Nie dopuść, by niski poziom hormonów szczęścia doprowadził do pogorszenia Twojego samopoczucia – zadbaj o zbilansowaną dietę i skutecznie zapobiegaj niedoborowi endorfin
Nie ulega wątpliwości, że codzienne wybory żywieniowe mają duży wpływ na nastrój i kondycję psychiczną. Zła dieta może prowadzić nie tylko do deficytu kluczowych składników odżywczych, ale także zwiększać ryzyko wystąpienia problemów w postaci rozdrażnienia, braku energii i złego samopoczucia.
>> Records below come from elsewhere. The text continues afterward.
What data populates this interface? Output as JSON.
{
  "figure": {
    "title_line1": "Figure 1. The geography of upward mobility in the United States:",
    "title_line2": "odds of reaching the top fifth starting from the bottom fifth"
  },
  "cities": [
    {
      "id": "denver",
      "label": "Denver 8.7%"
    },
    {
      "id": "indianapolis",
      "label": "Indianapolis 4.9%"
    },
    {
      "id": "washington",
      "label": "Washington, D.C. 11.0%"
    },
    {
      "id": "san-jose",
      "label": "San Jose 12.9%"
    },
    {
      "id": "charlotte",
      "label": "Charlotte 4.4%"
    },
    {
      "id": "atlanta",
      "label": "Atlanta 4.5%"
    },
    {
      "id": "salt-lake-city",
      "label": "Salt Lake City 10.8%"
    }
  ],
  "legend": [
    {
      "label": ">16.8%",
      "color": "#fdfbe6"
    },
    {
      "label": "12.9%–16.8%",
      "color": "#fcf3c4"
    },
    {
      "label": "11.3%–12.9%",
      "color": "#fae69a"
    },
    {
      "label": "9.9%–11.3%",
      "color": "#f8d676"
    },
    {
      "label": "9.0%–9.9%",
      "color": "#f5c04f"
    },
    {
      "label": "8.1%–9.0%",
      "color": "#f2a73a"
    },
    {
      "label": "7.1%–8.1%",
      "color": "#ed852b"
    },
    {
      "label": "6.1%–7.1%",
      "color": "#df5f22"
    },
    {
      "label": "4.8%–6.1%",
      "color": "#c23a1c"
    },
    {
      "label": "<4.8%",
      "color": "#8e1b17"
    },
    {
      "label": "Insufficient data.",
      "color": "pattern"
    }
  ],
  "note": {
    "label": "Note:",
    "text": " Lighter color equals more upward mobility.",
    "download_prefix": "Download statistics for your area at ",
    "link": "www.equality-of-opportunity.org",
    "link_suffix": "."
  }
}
Aby podnieść poziom hormonów wywołujących uczucie zadowolenia, warto spożywać pokarmy bogate w błonnik pokarmowy, witaminy, minerały, aminokwasy, antyoksydanty. Jeśli pomimo wprowadzenia zmian w jadłospisie i regularnej aktywności fizycznej, zły nastrój utrzymuje się przez dłuższy czas, nie wahaj skonsultować się z lekarzem. Specjalista przyjrzy się Twoim nawykom żywieniowym, zleci wykonanie niezbędnych badań i w razie potrzeby pokieruje procesem leczenia.